Once everybody was on board the party could start in earnest. We sailed down the Prinsengracht, past Westerkerk, down to central Amsterdam and all the way to Amstel – and then did the same tour again! As the afternoon progressed, there were more and more boats on the canals. With music blasting from all directions, it was at times difficult to say which song was playing from our boat and which from the neighbouring ones, but that – or the fear of falling into the canal – did not stop us from dancing.

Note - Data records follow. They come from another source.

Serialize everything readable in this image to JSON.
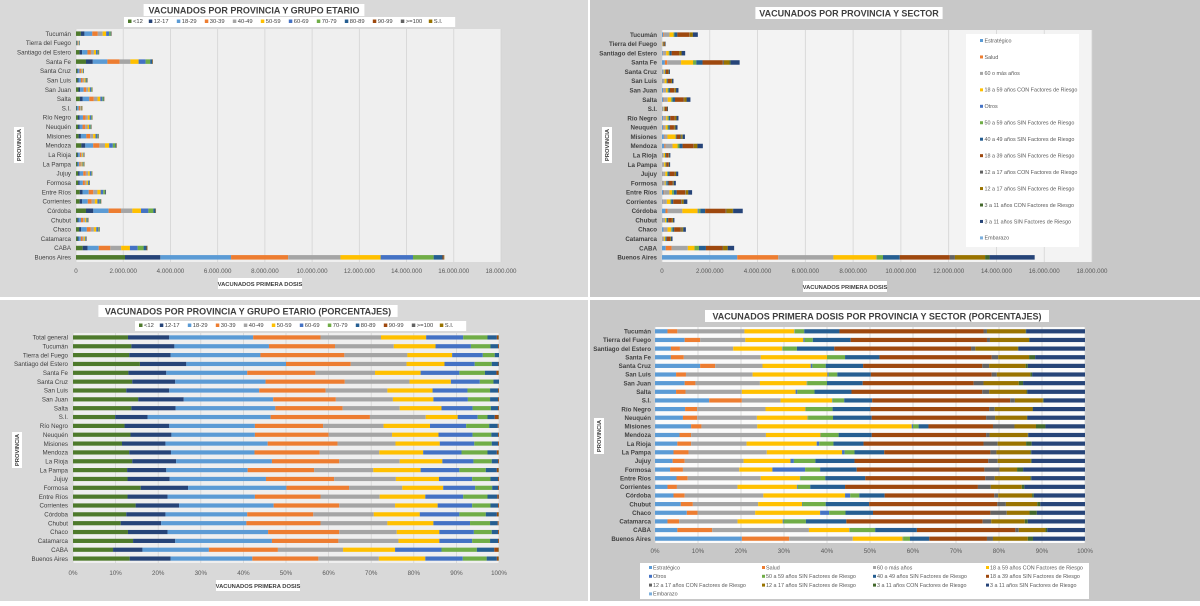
{
  "chart_data": [
    {
      "type": "bar",
      "orientation": "horizontal",
      "stacked": true,
      "title": "VACUNADOS POR PROVINCIA Y GRUPO ETARIO",
      "xlabel": "VACUNADOS PRIMERA  DOSIS",
      "ylabel": "PROVINCIA",
      "xlim": [
        0,
        18000000
      ],
      "xticks": [
        "0",
        "2.000.000",
        "4.000.000",
        "6.000.000",
        "8.000.000",
        "10.000.000",
        "12.000.000",
        "14.000.000",
        "16.000.000",
        "18.000.000"
      ],
      "legend_position": "top",
      "legend": [
        "<12",
        "12-17",
        "18-29",
        "30-39",
        "40-49",
        "50-59",
        "60-69",
        "70-79",
        "80-89",
        "90-99",
        ">=100",
        "S.I."
      ],
      "colors": [
        "#4e7a2c",
        "#264478",
        "#5b9bd5",
        "#ed7d31",
        "#a5a5a5",
        "#ffc000",
        "#4472c4",
        "#70ad47",
        "#255e91",
        "#9e480e",
        "#636363",
        "#997300"
      ],
      "categories": [
        "Tucumán",
        "Tierra del Fuego",
        "Santiago del Estero",
        "Santa Fe",
        "Santa Cruz",
        "San Luis",
        "San Juan",
        "Salta",
        "S.I.",
        "Río Negro",
        "Neuquén",
        "Misiones",
        "Mendoza",
        "La Rioja",
        "La Pampa",
        "Jujuy",
        "Formosa",
        "Entre Ríos",
        "Corrientes",
        "Córdoba",
        "Chubut",
        "Chaco",
        "Catamarca",
        "CABA",
        "Buenos Aires"
      ],
      "totals": [
        1500000,
        150000,
        970000,
        3250000,
        330000,
        480000,
        690000,
        1190000,
        250000,
        690000,
        650000,
        960000,
        1710000,
        350000,
        340000,
        680000,
        580000,
        1260000,
        1060000,
        3380000,
        520000,
        1000000,
        440000,
        3020000,
        15600000
      ],
      "segment_shares": "same age-group percentages as the PORCENTAJES chart"
    },
    {
      "type": "bar",
      "orientation": "horizontal",
      "stacked": true,
      "title": "VACUNADOS POR PROVINCIA Y SECTOR",
      "xlabel": "VACUNADOS PRIMERA  DOSIS",
      "ylabel": "PROVINCIA",
      "xlim": [
        0,
        18000000
      ],
      "xticks": [
        "0",
        "2.000.000",
        "4.000.000",
        "6.000.000",
        "8.000.000",
        "10.000.000",
        "12.000.000",
        "14.000.000",
        "16.000.000",
        "18.000.000"
      ],
      "legend_position": "right",
      "legend": [
        "Estratégico",
        "Salud",
        "60 o más años",
        "18 a 59 años CON Factores de Riesgo",
        "Otros",
        "50 a 59 años SIN Factores de Riesgo",
        "40 a 49 años SIN Factores de Riesgo",
        "18 a 39 años SIN Factores de Riesgo",
        "12 a 17 años CON Factores de Riesgo",
        "12 a 17 años SIN Factores de Riesgo",
        "3 a 11 años CON Factores de Riesgo",
        "3 a 11 años SIN Factores de Riesgo",
        "Embarazo"
      ],
      "colors": [
        "#5b9bd5",
        "#ed7d31",
        "#a5a5a5",
        "#ffc000",
        "#4472c4",
        "#70ad47",
        "#255e91",
        "#9e480e",
        "#636363",
        "#997300",
        "#43682b",
        "#264478",
        "#7cafdd"
      ],
      "categories": [
        "Tucumán",
        "Tierra del Fuego",
        "Santiago del Estero",
        "Santa Fe",
        "Santa Cruz",
        "San Luis",
        "San Juan",
        "Salta",
        "S.I.",
        "Río Negro",
        "Neuquén",
        "Misiones",
        "Mendoza",
        "La Rioja",
        "La Pampa",
        "Jujuy",
        "Formosa",
        "Entre Ríos",
        "Corrientes",
        "Córdoba",
        "Chubut",
        "Chaco",
        "Catamarca",
        "CABA",
        "Buenos Aires"
      ],
      "totals": [
        1500000,
        150000,
        970000,
        3250000,
        330000,
        480000,
        690000,
        1190000,
        250000,
        690000,
        650000,
        960000,
        1710000,
        350000,
        340000,
        680000,
        580000,
        1260000,
        1060000,
        3380000,
        520000,
        1000000,
        440000,
        3020000,
        15600000
      ],
      "segment_shares": "same sector percentages as the PORCENTAJES chart"
    },
    {
      "type": "bar",
      "orientation": "horizontal",
      "stacked": true,
      "percent": true,
      "title": "VACUNADOS POR PROVINCIA Y GRUPO ETARIO (PORCENTAJES)",
      "xlabel": "VACUNADOS PRIMERA  DOSIS",
      "ylabel": "PROVINCIA",
      "xlim": [
        0,
        100
      ],
      "xticks": [
        "0%",
        "10%",
        "20%",
        "30%",
        "40%",
        "50%",
        "60%",
        "70%",
        "80%",
        "90%",
        "100%"
      ],
      "legend_position": "top",
      "legend": [
        "<12",
        "12-17",
        "18-29",
        "30-39",
        "40-49",
        "50-59",
        "60-69",
        "70-79",
        "80-89",
        "90-99",
        ">=100",
        "S.I."
      ],
      "colors": [
        "#4e7a2c",
        "#264478",
        "#5b9bd5",
        "#ed7d31",
        "#a5a5a5",
        "#ffc000",
        "#4472c4",
        "#70ad47",
        "#255e91",
        "#9e480e",
        "#636363",
        "#997300"
      ],
      "categories": [
        "Total general",
        "Tucumán",
        "Tierra del Fuego",
        "Santiago del Estero",
        "Santa Fe",
        "Santa Cruz",
        "San Luis",
        "San Juan",
        "Salta",
        "S.I.",
        "Río Negro",
        "Neuquén",
        "Misiones",
        "Mendoza",
        "La Rioja",
        "La Pampa",
        "Jujuy",
        "Formosa",
        "Entre Ríos",
        "Corrientes",
        "Córdoba",
        "Chubut",
        "Chaco",
        "Catamarca",
        "CABA",
        "Buenos Aires"
      ],
      "values_by_category": [
        [
          12.9,
          9.7,
          19.7,
          15.8,
          14.2,
          10.6,
          8.7,
          5.7,
          2.2,
          0.3,
          0.1,
          0.1
        ],
        [
          13.7,
          10.1,
          22.2,
          15.5,
          13.8,
          9.8,
          8.3,
          4.6,
          1.8,
          0.2,
          0,
          0
        ],
        [
          13.2,
          9.7,
          21.1,
          19.7,
          14.8,
          10.5,
          7.2,
          2.8,
          1.0,
          0,
          0,
          0
        ],
        [
          15.7,
          10.9,
          23.4,
          15.2,
          13.1,
          8.9,
          7.1,
          4.0,
          1.6,
          0.1,
          0,
          0
        ],
        [
          13.0,
          8.9,
          19.0,
          16.0,
          14.0,
          10.7,
          9.1,
          6.0,
          2.7,
          0.4,
          0.1,
          0.1
        ],
        [
          13.9,
          10.1,
          21.2,
          18.6,
          15.2,
          9.7,
          6.8,
          3.2,
          1.3,
          0,
          0,
          0
        ],
        [
          12.5,
          10.1,
          21.1,
          15.6,
          14.5,
          10.6,
          8.2,
          5.3,
          1.9,
          0.2,
          0,
          0
        ],
        [
          15.3,
          10.7,
          21.0,
          14.7,
          13.4,
          9.5,
          8.1,
          5.2,
          1.9,
          0.2,
          0,
          0
        ],
        [
          13.7,
          10.4,
          23.4,
          15.8,
          13.4,
          9.8,
          7.3,
          4.3,
          1.7,
          0.2,
          0,
          0
        ],
        [
          9.9,
          7.6,
          28.9,
          23.3,
          13.1,
          7.5,
          4.7,
          2.3,
          1.7,
          0.8,
          0.1,
          0.1
        ],
        [
          12.1,
          10.5,
          20.1,
          16.0,
          14.2,
          10.9,
          8.5,
          5.4,
          2.0,
          0.2,
          0,
          0
        ],
        [
          13.5,
          9.6,
          19.6,
          17.3,
          14.9,
          10.9,
          8.0,
          4.4,
          1.6,
          0.2,
          0,
          0
        ],
        [
          11.5,
          10.2,
          24.0,
          16.4,
          13.6,
          10.4,
          8.1,
          4.1,
          1.5,
          0.2,
          0,
          0
        ],
        [
          13.2,
          9.8,
          19.6,
          15.3,
          14.0,
          10.3,
          9.0,
          6.1,
          2.2,
          0.3,
          0.1,
          0.1
        ],
        [
          13.9,
          10.3,
          22.5,
          15.8,
          14.2,
          10.0,
          7.3,
          4.3,
          1.5,
          0.2,
          0,
          0
        ],
        [
          12.7,
          9.2,
          19.1,
          15.6,
          13.9,
          11.1,
          9.1,
          6.2,
          2.6,
          0.3,
          0.1,
          0.1
        ],
        [
          12.8,
          9.9,
          22.6,
          16.0,
          14.5,
          10.1,
          7.8,
          4.3,
          1.8,
          0.2,
          0,
          0
        ],
        [
          15.9,
          11.1,
          23.1,
          14.7,
          12.5,
          9.6,
          7.5,
          4.0,
          1.4,
          0.2,
          0,
          0
        ],
        [
          12.8,
          9.4,
          20.5,
          15.4,
          13.9,
          10.7,
          8.9,
          5.7,
          2.3,
          0.3,
          0.1,
          0
        ],
        [
          14.7,
          10.2,
          22.2,
          15.4,
          13.1,
          10.0,
          8.1,
          4.3,
          1.8,
          0.2,
          0,
          0
        ],
        [
          12.5,
          9.2,
          19.2,
          15.5,
          14.2,
          10.8,
          9.3,
          6.2,
          2.6,
          0.3,
          0.1,
          0.1
        ],
        [
          11.2,
          9.5,
          20.0,
          17.4,
          15.7,
          10.8,
          8.6,
          4.7,
          1.8,
          0.2,
          0,
          0
        ],
        [
          12.9,
          9.3,
          23.6,
          16.7,
          13.5,
          10.0,
          8.1,
          4.2,
          1.5,
          0.2,
          0,
          0
        ],
        [
          14.1,
          9.9,
          22.7,
          15.6,
          14.1,
          9.6,
          7.7,
          4.2,
          1.9,
          0.2,
          0,
          0
        ],
        [
          9.4,
          6.9,
          15.6,
          16.2,
          15.3,
          12.2,
          10.9,
          8.3,
          4.1,
          0.9,
          0.1,
          0.1
        ],
        [
          13.3,
          9.6,
          19.2,
          15.5,
          14.2,
          10.9,
          8.8,
          5.6,
          2.4,
          0.3,
          0.1,
          0.1
        ]
      ]
    },
    {
      "type": "bar",
      "orientation": "horizontal",
      "stacked": true,
      "percent": true,
      "title": "VACUNADOS PRIMERA DOSIS POR PROVINCIA Y SECTOR (PORCENTAJES)",
      "xlabel": "",
      "ylabel": "PROVINCIA",
      "xlim": [
        0,
        100
      ],
      "xticks": [
        "0%",
        "10%",
        "20%",
        "30%",
        "40%",
        "50%",
        "60%",
        "70%",
        "80%",
        "90%",
        "100%"
      ],
      "legend_position": "bottom",
      "legend": [
        "Estratégico",
        "Salud",
        "60 o más años",
        "18 a 59 años CON Factores de Riesgo",
        "Otros",
        "50 a 59 años SIN Factores de Riesgo",
        "40 a 49 años SIN Factores de Riesgo",
        "18 a 39 años SIN Factores de Riesgo",
        "12 a 17 años CON Factores de Riesgo",
        "12 a 17 años SIN Factores de Riesgo",
        "3 a 11 años CON Factores de Riesgo",
        "3 a 11 años SIN Factores de Riesgo",
        "Embarazo"
      ],
      "colors": [
        "#5b9bd5",
        "#ed7d31",
        "#a5a5a5",
        "#ffc000",
        "#4472c4",
        "#70ad47",
        "#255e91",
        "#9e480e",
        "#636363",
        "#997300",
        "#43682b",
        "#264478",
        "#7cafdd"
      ],
      "categories": [
        "Tucumán",
        "Tierra del Fuego",
        "Santiago del Estero",
        "Santa Fe",
        "Santa Cruz",
        "San Luis",
        "San Juan",
        "Salta",
        "S.I.",
        "Río Negro",
        "Neuquén",
        "Misiones",
        "Mendoza",
        "La Rioja",
        "La Pampa",
        "Jujuy",
        "Formosa",
        "Entre Ríos",
        "Corrientes",
        "Córdoba",
        "Chubut",
        "Chaco",
        "Catamarca",
        "CABA",
        "Buenos Aires"
      ],
      "values_by_category": [
        [
          2.9,
          2.3,
          15.6,
          11.6,
          0.1,
          2.2,
          8.2,
          33.5,
          0.8,
          9.0,
          0.1,
          13.7,
          0
        ],
        [
          6.9,
          3.6,
          10.5,
          13.5,
          0.3,
          1.9,
          8.8,
          31.7,
          0.7,
          9.1,
          0.1,
          12.9,
          0
        ],
        [
          3.7,
          2.1,
          12.4,
          11.4,
          0.1,
          3.3,
          8.7,
          31.8,
          1.0,
          9.9,
          0.1,
          15.5,
          0
        ],
        [
          3.7,
          3.0,
          17.9,
          15.4,
          0.0,
          4.2,
          8.0,
          26.1,
          1.5,
          7.2,
          1.4,
          11.6,
          0
        ],
        [
          10.5,
          3.5,
          11.0,
          11.2,
          0.4,
          3.1,
          8.7,
          27.7,
          1.6,
          8.5,
          0.5,
          13.3,
          0
        ],
        [
          4.9,
          2.3,
          15.5,
          17.4,
          0.3,
          2.0,
          7.8,
          28.1,
          1.2,
          7.8,
          0.4,
          12.3,
          0
        ],
        [
          6.9,
          2.5,
          15.0,
          10.9,
          0.1,
          4.6,
          8.3,
          25.8,
          2.3,
          8.2,
          1.0,
          14.4,
          0
        ],
        [
          4.9,
          2.2,
          13.1,
          12.5,
          0.4,
          4.0,
          8.6,
          30.4,
          1.6,
          8.7,
          0.2,
          13.4,
          0
        ],
        [
          12.6,
          7.6,
          9.0,
          12.0,
          0.1,
          2.7,
          6.5,
          32.1,
          1.1,
          6.5,
          0.2,
          9.6,
          0
        ],
        [
          7.0,
          2.8,
          15.9,
          9.3,
          0.1,
          6.2,
          8.8,
          27.6,
          1.3,
          8.8,
          0.1,
          12.1,
          0
        ],
        [
          6.5,
          3.3,
          13.9,
          11.8,
          0.1,
          5.8,
          9.0,
          26.6,
          2.1,
          7.4,
          0.1,
          13.4,
          0
        ],
        [
          8.4,
          2.4,
          13.0,
          35.9,
          0.3,
          1.3,
          2.3,
          15.0,
          5.0,
          5.0,
          2.2,
          9.2,
          0
        ],
        [
          5.7,
          2.7,
          17.4,
          12.7,
          0.1,
          4.1,
          7.7,
          26.6,
          0.8,
          8.9,
          0.1,
          13.2,
          0
        ],
        [
          5.2,
          3.2,
          12.9,
          16.3,
          0.6,
          3.3,
          7.0,
          27.9,
          3.3,
          6.6,
          1.3,
          12.4,
          0
        ],
        [
          4.3,
          3.5,
          18.2,
          17.5,
          0.6,
          2.3,
          6.9,
          24.7,
          1.4,
          7.9,
          0.2,
          12.5,
          0
        ],
        [
          4.1,
          2.8,
          13.7,
          10.9,
          0.8,
          5.0,
          9.1,
          31.1,
          2.2,
          7.7,
          0.2,
          12.4,
          0
        ],
        [
          3.5,
          3.0,
          13.1,
          7.7,
          7.6,
          3.5,
          8.5,
          29.7,
          3.5,
          4.1,
          1.4,
          14.4,
          0
        ],
        [
          5.0,
          2.6,
          17.0,
          9.1,
          0.1,
          5.8,
          9.3,
          27.9,
          2.2,
          8.3,
          0.2,
          12.5,
          0
        ],
        [
          2.9,
          2.2,
          14.1,
          13.8,
          0.2,
          2.9,
          8.1,
          30.9,
          3.0,
          7.2,
          0.6,
          14.1,
          0
        ],
        [
          4.3,
          2.6,
          18.3,
          19.0,
          1.2,
          2.1,
          5.9,
          25.5,
          0.9,
          7.9,
          0.4,
          11.9,
          0
        ],
        [
          6.0,
          2.8,
          15.2,
          10.2,
          0.1,
          5.4,
          10.1,
          29.8,
          2.0,
          7.3,
          0.7,
          10.4,
          0
        ],
        [
          7.4,
          2.5,
          13.4,
          15.1,
          2.1,
          3.8,
          6.4,
          27.3,
          3.8,
          5.3,
          1.7,
          11.2,
          0
        ],
        [
          2.9,
          2.7,
          13.6,
          10.5,
          0.2,
          5.2,
          9.4,
          31.7,
          2.0,
          7.8,
          0.7,
          13.3,
          0
        ],
        [
          5.2,
          8.1,
          22.5,
          9.4,
          0.1,
          5.9,
          9.7,
          22.9,
          0.8,
          6.2,
          0.4,
          8.8,
          0
        ],
        [
          20.2,
          11.0,
          14.8,
          11.6,
          0.1,
          1.6,
          4.5,
          13.4,
          1.4,
          8.1,
          1.2,
          12.1,
          0
        ]
      ]
    }
  ]
}
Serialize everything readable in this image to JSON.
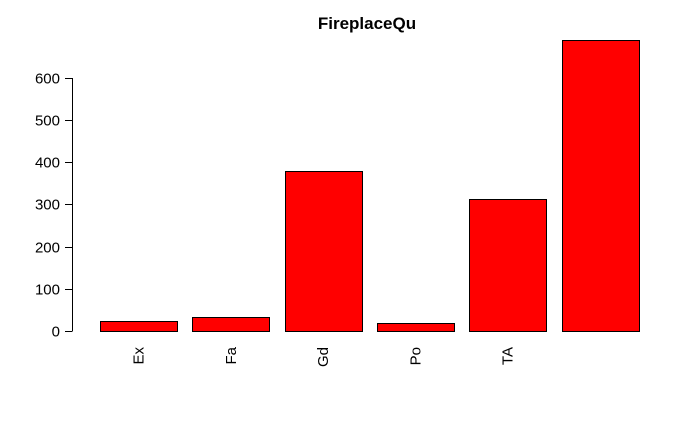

Nor did the weather – I had equipped myself with a winter coat and an extra scarf, but it ended up being warmer than we had expected. There was some rain forecast for the afternoon, but the closest we came to getting wet was when someone standing on one of the bridges we sailed under decided to throw beer down on the passing boats, haha.
As we pulled back to our departure pier nearly 4,5 hours later, I was exhausted but very happy. We went back home for some food and a short nap, and then back to the streets for some more partying. All in all, I’m happy to report that I managed to follow my own rules quite well – though I missed most of the flea markets this year as our boat party started so early (11 am is early if you’ve been out dancing in the streets the night before). There was, however, one rule to celebrating King’s Day in Amsterdam that I did not add to my list but that, by the look of things, should be there for next year…
… DO NOT THROW RUBBISH ON THE STREETS.
For real – most of the people celebrating King’s Day are grownups. Grownups all know that rubbish does not clean itself and that it should be taken to the nearest garbage can, not dumped on the streets. What, then, explains the above photo?
Luckily, Amsterdam is an efficient city, and the streets are almost clean at the time of me writing this mere 20 hours later. In our household, the signs of the party are more visible – we had orange cake for breakfast this morning, have spent most of the day chilling and napping, and there are still orange balloons lying around our flat. 🙂 The party isn’t over on the social media, either – you still have a couple of hours to catch up on my Insta story from yesterday.
Did you celebrate King’s Day this year?